I was wondering if your institution allows running vesicants via pump and not gravity? 

Thank you!

Specializes in Oncology, ID, Hepatology, Occy Health.

All chemo, vesicant or otherwise, passes by pump where I work.

Our protocole is to check the reflux and permeability with a saline flush immediately before all chemo in both peripheral and central access.  And we pass all chemo by pump.

If you get an extravasation your pump will hopefully alarm pretty quickly. If your vesicant is running by gravity you may have a larger volume that's infiltrated before you or the patient notices. Then there's the issue of timing and products not running in too fast. 

I've seen an extravasation with Cisplatin, and it's not nice! I've also seen a faulty port-a-cath leak Ifosamide all over a patient, and while Ifo isn't a vesicant and the patient was OK, it still panicked the hell out of the poor lady.

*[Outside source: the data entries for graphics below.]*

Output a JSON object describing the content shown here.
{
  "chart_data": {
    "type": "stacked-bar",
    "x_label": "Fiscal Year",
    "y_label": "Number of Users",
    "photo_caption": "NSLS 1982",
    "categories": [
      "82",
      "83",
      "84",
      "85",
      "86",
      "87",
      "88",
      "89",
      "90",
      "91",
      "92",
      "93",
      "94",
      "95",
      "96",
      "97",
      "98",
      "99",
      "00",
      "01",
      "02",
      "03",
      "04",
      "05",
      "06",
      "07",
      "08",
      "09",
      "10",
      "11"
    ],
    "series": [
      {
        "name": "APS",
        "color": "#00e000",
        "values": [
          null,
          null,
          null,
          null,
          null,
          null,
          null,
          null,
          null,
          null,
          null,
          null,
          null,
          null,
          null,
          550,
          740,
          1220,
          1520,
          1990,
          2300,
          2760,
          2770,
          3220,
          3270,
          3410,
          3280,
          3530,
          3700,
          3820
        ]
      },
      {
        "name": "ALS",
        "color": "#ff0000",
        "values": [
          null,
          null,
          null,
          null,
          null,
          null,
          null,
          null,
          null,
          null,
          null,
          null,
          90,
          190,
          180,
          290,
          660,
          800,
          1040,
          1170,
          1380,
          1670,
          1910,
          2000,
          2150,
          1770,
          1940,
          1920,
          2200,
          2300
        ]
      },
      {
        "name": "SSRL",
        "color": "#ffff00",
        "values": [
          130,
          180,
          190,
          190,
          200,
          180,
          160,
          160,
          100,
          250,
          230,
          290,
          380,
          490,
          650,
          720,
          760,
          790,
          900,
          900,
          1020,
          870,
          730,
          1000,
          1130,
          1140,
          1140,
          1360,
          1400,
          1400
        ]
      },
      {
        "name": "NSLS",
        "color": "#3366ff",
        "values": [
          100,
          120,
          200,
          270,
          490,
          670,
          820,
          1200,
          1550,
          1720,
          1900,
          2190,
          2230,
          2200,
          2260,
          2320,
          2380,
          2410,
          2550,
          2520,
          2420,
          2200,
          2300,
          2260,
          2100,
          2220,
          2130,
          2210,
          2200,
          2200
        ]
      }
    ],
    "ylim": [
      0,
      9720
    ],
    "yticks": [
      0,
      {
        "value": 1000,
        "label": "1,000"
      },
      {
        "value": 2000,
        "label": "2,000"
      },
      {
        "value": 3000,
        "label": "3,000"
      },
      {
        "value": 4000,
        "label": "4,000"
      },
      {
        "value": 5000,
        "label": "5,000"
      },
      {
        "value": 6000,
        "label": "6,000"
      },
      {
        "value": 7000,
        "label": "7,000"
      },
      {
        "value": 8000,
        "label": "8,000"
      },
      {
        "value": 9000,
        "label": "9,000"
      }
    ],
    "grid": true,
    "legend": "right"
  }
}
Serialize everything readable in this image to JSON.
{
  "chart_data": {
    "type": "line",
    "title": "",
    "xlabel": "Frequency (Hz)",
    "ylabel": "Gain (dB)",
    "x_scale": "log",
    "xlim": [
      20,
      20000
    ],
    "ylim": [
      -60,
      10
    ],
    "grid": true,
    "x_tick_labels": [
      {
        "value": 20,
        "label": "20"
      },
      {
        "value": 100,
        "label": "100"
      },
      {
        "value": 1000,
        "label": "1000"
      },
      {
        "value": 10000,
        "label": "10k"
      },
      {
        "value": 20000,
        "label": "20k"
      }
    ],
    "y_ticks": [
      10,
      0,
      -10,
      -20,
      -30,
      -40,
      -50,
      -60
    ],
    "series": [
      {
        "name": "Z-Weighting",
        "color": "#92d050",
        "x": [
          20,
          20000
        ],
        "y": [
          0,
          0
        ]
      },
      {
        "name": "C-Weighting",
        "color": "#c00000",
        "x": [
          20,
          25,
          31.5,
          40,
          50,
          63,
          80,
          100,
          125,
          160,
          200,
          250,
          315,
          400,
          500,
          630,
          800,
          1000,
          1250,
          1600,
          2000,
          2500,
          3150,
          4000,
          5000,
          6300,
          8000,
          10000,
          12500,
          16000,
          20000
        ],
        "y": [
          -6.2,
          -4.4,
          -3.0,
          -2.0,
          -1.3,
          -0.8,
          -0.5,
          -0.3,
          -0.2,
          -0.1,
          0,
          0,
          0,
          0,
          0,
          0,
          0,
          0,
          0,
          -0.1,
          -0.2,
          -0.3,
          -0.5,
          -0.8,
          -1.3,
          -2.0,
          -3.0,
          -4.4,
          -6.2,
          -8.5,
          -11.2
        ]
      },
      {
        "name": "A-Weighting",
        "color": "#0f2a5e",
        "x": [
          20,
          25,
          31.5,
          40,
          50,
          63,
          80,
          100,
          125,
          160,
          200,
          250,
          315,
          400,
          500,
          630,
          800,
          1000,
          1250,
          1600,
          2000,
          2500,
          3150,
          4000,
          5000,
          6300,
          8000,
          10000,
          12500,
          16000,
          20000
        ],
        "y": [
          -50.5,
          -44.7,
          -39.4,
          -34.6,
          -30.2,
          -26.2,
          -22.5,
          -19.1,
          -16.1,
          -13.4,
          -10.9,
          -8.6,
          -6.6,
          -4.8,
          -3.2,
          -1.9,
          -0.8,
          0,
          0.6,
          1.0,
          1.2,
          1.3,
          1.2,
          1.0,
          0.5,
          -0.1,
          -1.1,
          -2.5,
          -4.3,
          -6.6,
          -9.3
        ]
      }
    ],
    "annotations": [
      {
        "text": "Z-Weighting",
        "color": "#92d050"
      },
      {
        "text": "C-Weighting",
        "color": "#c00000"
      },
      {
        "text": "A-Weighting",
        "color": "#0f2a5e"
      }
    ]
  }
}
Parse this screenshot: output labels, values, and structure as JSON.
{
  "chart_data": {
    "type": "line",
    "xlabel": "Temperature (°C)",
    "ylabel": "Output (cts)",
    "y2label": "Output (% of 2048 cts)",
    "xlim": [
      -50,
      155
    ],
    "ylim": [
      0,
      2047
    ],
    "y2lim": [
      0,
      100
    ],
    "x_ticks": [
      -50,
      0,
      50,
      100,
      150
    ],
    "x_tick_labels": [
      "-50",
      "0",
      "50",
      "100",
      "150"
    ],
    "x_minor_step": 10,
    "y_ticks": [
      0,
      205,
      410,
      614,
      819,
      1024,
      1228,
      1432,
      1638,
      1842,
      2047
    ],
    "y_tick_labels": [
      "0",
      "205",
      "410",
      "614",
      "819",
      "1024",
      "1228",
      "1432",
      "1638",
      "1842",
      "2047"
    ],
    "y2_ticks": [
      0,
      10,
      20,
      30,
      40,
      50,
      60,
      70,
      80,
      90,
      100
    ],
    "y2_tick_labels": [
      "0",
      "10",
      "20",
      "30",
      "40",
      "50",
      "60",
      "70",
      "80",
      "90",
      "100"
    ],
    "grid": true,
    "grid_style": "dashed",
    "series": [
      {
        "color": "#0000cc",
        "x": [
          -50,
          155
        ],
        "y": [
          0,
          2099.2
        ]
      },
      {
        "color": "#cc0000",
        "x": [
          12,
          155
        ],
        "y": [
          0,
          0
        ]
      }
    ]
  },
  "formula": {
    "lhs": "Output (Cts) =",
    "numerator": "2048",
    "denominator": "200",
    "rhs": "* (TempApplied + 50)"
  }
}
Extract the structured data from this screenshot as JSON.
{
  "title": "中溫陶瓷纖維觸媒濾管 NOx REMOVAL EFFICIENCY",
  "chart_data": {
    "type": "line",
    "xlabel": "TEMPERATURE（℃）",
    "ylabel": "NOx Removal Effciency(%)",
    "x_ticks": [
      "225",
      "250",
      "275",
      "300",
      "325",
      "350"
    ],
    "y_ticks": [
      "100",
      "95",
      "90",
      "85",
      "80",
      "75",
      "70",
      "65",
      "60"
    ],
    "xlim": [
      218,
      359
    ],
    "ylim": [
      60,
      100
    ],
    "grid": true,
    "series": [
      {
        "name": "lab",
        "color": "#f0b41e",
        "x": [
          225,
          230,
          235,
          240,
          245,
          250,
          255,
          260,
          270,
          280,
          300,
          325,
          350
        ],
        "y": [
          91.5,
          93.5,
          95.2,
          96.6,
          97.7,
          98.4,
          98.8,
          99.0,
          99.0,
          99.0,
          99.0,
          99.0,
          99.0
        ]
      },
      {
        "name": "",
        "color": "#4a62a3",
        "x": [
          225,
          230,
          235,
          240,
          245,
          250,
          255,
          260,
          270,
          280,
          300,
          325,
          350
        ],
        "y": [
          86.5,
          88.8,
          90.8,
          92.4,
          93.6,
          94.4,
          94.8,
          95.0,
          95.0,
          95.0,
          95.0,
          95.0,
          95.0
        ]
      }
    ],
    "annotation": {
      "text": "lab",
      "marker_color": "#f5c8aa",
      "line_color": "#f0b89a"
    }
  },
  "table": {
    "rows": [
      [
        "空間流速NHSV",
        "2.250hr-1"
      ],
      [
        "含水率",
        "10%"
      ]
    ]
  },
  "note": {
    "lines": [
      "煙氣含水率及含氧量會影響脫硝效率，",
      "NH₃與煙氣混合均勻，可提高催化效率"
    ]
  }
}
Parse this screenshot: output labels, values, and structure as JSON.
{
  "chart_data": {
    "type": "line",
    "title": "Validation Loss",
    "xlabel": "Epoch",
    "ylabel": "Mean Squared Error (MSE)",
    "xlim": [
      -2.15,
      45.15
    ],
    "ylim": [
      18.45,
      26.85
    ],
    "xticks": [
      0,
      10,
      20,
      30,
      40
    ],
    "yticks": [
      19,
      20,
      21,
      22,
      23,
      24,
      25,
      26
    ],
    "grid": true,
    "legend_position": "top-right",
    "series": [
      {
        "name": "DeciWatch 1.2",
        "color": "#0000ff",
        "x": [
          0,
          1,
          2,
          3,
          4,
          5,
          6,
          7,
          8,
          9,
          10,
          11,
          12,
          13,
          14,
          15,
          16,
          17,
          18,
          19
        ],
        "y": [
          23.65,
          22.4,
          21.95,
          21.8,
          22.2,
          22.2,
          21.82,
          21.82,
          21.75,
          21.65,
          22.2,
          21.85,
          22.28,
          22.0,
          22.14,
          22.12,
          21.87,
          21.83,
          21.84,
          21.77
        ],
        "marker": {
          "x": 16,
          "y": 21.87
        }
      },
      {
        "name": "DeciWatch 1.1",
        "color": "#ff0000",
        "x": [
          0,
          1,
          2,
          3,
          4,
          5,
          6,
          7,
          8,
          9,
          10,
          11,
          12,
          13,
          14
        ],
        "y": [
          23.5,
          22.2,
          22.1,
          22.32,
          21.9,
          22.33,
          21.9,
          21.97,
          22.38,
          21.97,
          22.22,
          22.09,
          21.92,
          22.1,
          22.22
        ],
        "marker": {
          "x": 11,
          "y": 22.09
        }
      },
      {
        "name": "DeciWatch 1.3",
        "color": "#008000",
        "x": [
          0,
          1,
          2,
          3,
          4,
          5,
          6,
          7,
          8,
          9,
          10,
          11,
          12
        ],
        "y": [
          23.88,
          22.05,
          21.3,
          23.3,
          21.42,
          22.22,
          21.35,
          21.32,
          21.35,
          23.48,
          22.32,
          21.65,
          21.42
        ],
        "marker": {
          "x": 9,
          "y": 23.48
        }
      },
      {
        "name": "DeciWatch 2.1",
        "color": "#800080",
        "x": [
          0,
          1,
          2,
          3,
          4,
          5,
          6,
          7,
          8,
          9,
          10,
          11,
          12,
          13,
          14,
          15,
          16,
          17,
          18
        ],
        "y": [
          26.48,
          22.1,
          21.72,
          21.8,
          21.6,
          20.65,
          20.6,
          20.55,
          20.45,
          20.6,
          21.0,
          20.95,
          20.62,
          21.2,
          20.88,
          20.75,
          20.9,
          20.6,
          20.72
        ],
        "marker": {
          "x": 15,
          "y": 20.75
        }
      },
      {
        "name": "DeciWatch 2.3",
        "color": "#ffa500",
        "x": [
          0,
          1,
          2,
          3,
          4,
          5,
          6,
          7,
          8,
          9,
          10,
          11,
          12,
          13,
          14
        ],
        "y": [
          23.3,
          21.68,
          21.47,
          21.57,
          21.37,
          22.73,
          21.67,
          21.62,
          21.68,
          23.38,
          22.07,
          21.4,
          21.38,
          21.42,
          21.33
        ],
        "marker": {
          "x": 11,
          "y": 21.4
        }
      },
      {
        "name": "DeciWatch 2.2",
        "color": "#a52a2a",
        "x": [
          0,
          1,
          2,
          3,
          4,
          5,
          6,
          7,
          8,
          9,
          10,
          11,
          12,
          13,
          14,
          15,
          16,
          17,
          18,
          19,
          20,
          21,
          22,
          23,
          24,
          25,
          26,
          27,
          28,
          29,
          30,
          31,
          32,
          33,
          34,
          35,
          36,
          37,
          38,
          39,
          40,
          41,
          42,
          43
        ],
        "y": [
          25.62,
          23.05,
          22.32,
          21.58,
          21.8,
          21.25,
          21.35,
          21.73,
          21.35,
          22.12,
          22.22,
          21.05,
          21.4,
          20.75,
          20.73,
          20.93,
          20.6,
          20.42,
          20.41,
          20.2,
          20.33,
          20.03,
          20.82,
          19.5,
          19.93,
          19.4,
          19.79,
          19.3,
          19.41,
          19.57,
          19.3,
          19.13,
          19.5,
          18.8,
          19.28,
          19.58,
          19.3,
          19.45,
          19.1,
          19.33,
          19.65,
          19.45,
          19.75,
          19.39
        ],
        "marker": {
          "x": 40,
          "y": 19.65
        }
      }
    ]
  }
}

Specializes in Geriatrics/family medicine.

My current setting, we run everything by gravity, hence why I have refused to run the chemo myself. The one infusion nurse may leave and I may get pressurized to help out. I spoke with head of operations for the company that serves as the umbrella for some practices in the area including ours, she was nonchalant about it. She told me their Maryland offices run it by gravity too. I was surprised about this as it doesn't seem like standard of practice. My prior office ran fluids and vesicants by pump.